Courage to Welcome “Strange” Leadership (even) in Crisis
Making collages has kept me sane during this pandemic.
Today I feel called to share one of my collages but I’m very hesitant to do so.
It’s a collage I made to express deep pain—my own and the pain of my sisters and friends. But I’m concerned that I’ll come across as bitter. Or that I’ll alienate my brothers in Christian leadership. But I choose to share in hope that you, my brothers, really mean it when you say you long for a church that welcomes and blesses all. I want to trust that you’ll read with compassion and empathy. And that you’ll give me the benefit of the doubt, understanding anything that sounds like accusation comes instead from longing. And I choose to share in hope that you, my sisters, might feel less alone in your pain. Finally, I choose to share because I believe in something better for us all, for the sake of our mission.

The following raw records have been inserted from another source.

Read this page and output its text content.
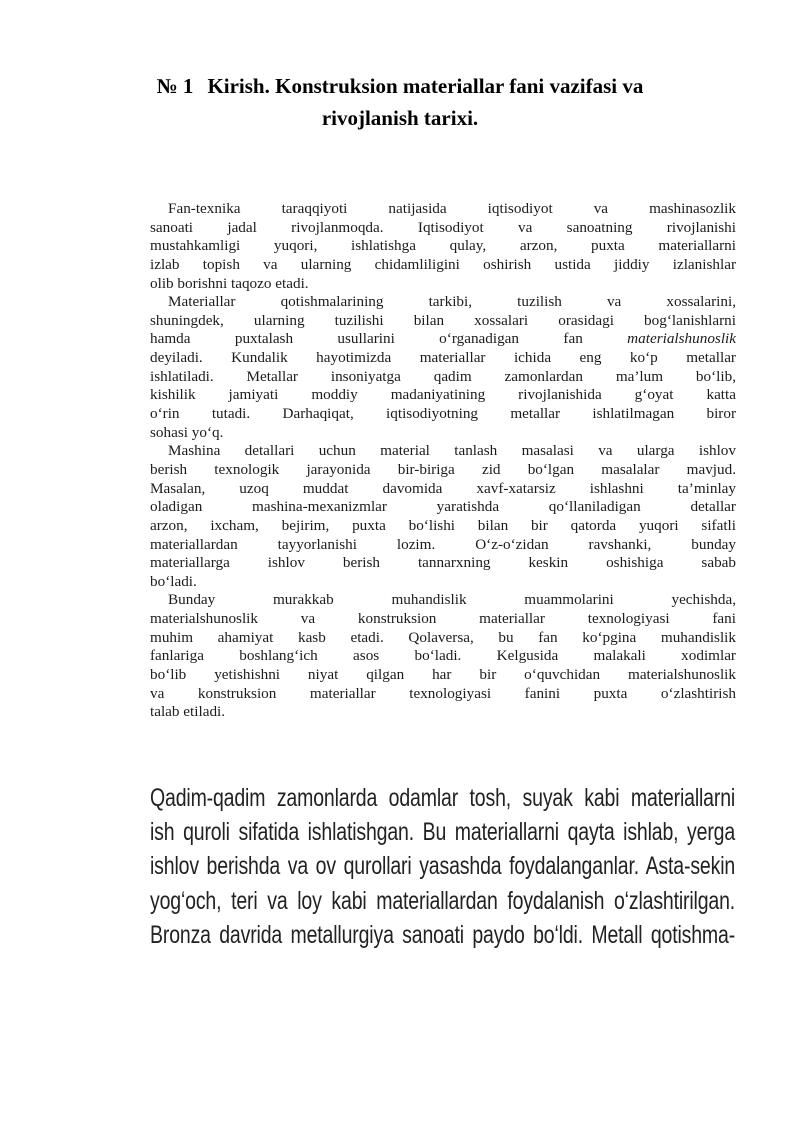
№ 1 Kirish. Konstruksion materiallar fani vazifasi va
rivojlanish tarixi.
Fan-texnika taraqqiyoti natijasida iqtisodiyot va mashinasozlik
sanoati jadal rivojlanmoqda. Iqtisodiyot va sanoatning rivojlanishi
mustahkamligi yuqori, ishlatishga qulay, arzon, puxta materiallarni
izlab topish va ularning chidamliligini oshirish ustida jiddiy izlanishlar
olib borishni taqozo etadi.
Materiallar qotishmalarining tarkibi, tuzilish va xossalarini,
shuningdek, ularning tuzilishi bilan xossalari orasidagi bog‘lanishlarni
hamda puxtalash usullarini o‘rganadigan fan	materialshunoslik
deyiladi. Kundalik hayotimizda materiallar ichida eng ko‘p metallar
ishlatiladi. Metallar insoniyatga qadim zamonlardan ma’lum bo‘lib,
kishilik jamiyati moddiy madaniyatining rivojlanishida g‘oyat katta
o‘rin tutadi. Darhaqiqat, iqtisodiyotning metallar ishlatilmagan biror
sohasi yo‘q.
Mashina detallari uchun material tanlash masalasi va ularga ishlov
berish texnologik jarayonida bir-biriga zid bo‘lgan masalalar mavjud.
Masalan, uzoq muddat davomida xavf-xatarsiz ishlashni ta’minlay
oladigan mashina-mexanizmlar yaratishda qo‘llaniladigan detallar
arzon, ixcham, bejirim, puxta bo‘lishi bilan bir qatorda yuqori sifatli
materiallardan tayyorlanishi lozim. O‘z-o‘zidan ravshanki, bunday
materiallarga ishlov berish tannarxning keskin oshishiga sabab
bo‘ladi.
Bunday murakkab muhandislik muammolarini yechishda,
materialshunoslik va konstruksion materiallar texnologiyasi fani
muhim ahamiyat kasb etadi. Qolaversa, bu fan ko‘pgina muhandislik
fanlariga boshlang‘ich asos bo‘ladi. Kelgusida malakali xodimlar
bo‘lib yetishishni niyat qilgan har bir o‘quvchidan materialshunoslik
va konstruksion materiallar texnologiyasi fanini puxta o‘zlashtirish
talab etiladi.
Qadim-qadim zamonlarda odamlar tosh, suyak kabi materiallarni
ish quroli sifatida ishlatishgan. Bu materiallarni qayta ishlab, yerga
ishlov berishda va ov qurollari yasashda foydalanganlar. Asta-sekin
yog‘och, teri va loy kabi materiallardan foydalanish o‘zlashtirilgan.
Bronza davrida metallurgiya sanoati paydo bo‘ldi. Metall qotishma-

The collage I share shows a barber working on both a man and a woman. The man is perfectly coiffured, his beard trimmed and his eyes calm and confident. On the other hand the woman, although attended by the same skilled barber, has a comical man’s haircut and collar and her chin is lacerated from the barber’s efforts to trim her “beard.” The result is painfully ridiculous and her eyes are lowered in shame. The barber, seeing his skillful work bring about less than stellar results, might say, “Well, every other person who I’ve ever groomed has looked great. There must be something wrong with her.”

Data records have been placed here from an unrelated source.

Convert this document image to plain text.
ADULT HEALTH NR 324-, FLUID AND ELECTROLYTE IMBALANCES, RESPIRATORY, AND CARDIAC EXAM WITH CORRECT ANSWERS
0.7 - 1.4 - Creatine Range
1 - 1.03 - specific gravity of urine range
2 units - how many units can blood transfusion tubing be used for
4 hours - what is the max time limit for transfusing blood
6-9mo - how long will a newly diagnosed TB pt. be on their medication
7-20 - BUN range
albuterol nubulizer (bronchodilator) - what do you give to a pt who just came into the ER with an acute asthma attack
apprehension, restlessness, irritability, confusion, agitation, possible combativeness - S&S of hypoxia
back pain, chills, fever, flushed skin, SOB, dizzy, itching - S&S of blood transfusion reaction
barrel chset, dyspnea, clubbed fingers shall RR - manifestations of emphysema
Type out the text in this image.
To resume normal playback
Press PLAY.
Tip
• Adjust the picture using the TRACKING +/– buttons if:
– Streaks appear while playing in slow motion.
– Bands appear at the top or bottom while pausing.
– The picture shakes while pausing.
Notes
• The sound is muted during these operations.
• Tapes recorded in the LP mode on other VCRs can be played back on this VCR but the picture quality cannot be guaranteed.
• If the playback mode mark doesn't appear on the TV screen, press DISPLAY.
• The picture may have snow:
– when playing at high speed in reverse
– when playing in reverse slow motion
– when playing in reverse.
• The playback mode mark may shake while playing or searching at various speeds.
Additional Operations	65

After many conversations with women who have been groomed for leadership, I’m coming to see this metaphor rings true for many of us. We’ve been shaped by the typical leader model. We’ve read the books, practiced our skills, learned to do things in the “normal” way and it’s got us some accolades. But when we take the risk to listen to people who say, “We called you to lead. Lead as your true self” and step out with courage to do that (even if we’ve never seen leaders lead that way before), we get mixed messages—“Oh, not like that.”
I’m surrounded by many good folks who genuinely want to invite new voices—women and minorities and folks on the margins—to shape the church together. But then some of these same folks are surprised and anxious when the new voices have “strange” ways. I watch a failure of nerve in these moments—grasping for something familiar, questioning once more the calling and instincts of the women and minorities. It says to these women and minorities, “We want you but only if you behave and think and talk and lead like us.” Are we ready for actual change? For different ways of learning and of listening to God? For unfamiliar processes of decision-making?
Our current way of doing church is a very small sampling of how church is done. We have small imaginations for what a sermon might be or how a church might be organized or how discipleship or evangelism could look. We’ve been complaining for years that something’s broken in the church. And if we aren’t careful, in this moment of great upheaval, we’ll reach for something familiar instead of the fresh, new expressions that are rising up in the church for such a time as this.
Perhaps we’re learning how very radical it was for Jesus to invite his followers to expand their imaginations, warning them not to assume that his way would fit into “old wineskins.” Perhaps this is a moment to recognize that what feels strange to us is powerfully active outside of our Western, Evangelical bubble, if we’ll just look around the world and throughout Christian history.
I’m reminded of how the early church flourished in homes, led by women whose role as leaders in the domestic sphere was familiar. It was unsurprising that the same woman who baked the bread might then serve it for communion. But by the fourth century, as the Christian movement became increasingly public and institutional, “social mores required that women remain in the home and out of the public sphere.” How have the innate abilities of women to create community and graciously navigate upheaval brought us through a global shutdown, when we were forced to return to our homes and neighborhoods? How have women continued to pray and worship in their homes, to serve their neighbors, even if the doors of the church building have been closed?
And I’m reminded of the contemporary Christian movement in Iran. The documentary, Sheep Among Wolves says, “The Iranian awakening is a rapidly-reproducing discipleship movement that owns no property, no buildings, has no budget, no 501c3 status or any identifier that the church in the west says you must have, and is predominantly led by women.” As we feel disruption to every identifier that we think the church must have, are there women around the world functioning (even flourishing?) without them? What if women in our culture also have these same skills of courageously sharing their testimonies and trusting in the Lord, whether or not they have been ordained?
The church has (at least) two crises at the moment:
a disruption of our familiar systems and institutions (a dynamic we’ve been noticing for some time and which has escalated in the pandemic)
a (lesser known) growing sense of pain among women and minorities at being sidelined and misunderstood. For some it becomes a faith crisis and a reason to leave the church.
What if these two crises are interwoven?
What if this disruption of our familiar systems and institutions that we perceive as a crisis is a beautiful opportunity to turn to those who are not surprised by things they can’t control?
If you’re lamenting the loss of whatever church used to be and waiting eagerly for the day we can return to it, look around you for those who are excited about the opportunities in this moment. Resist the urge to return to what is familiar and comfortable. Invite voices which might have capacity for mess and mystery. They might look on this moment as an adventure, a moment of truth and possibility for the Church. They have been provided for the church for a moment like this. Will we let them lead? And will we be unsurprised if their leadership looks strange?
It might just take us to the new places we’ve been longing for.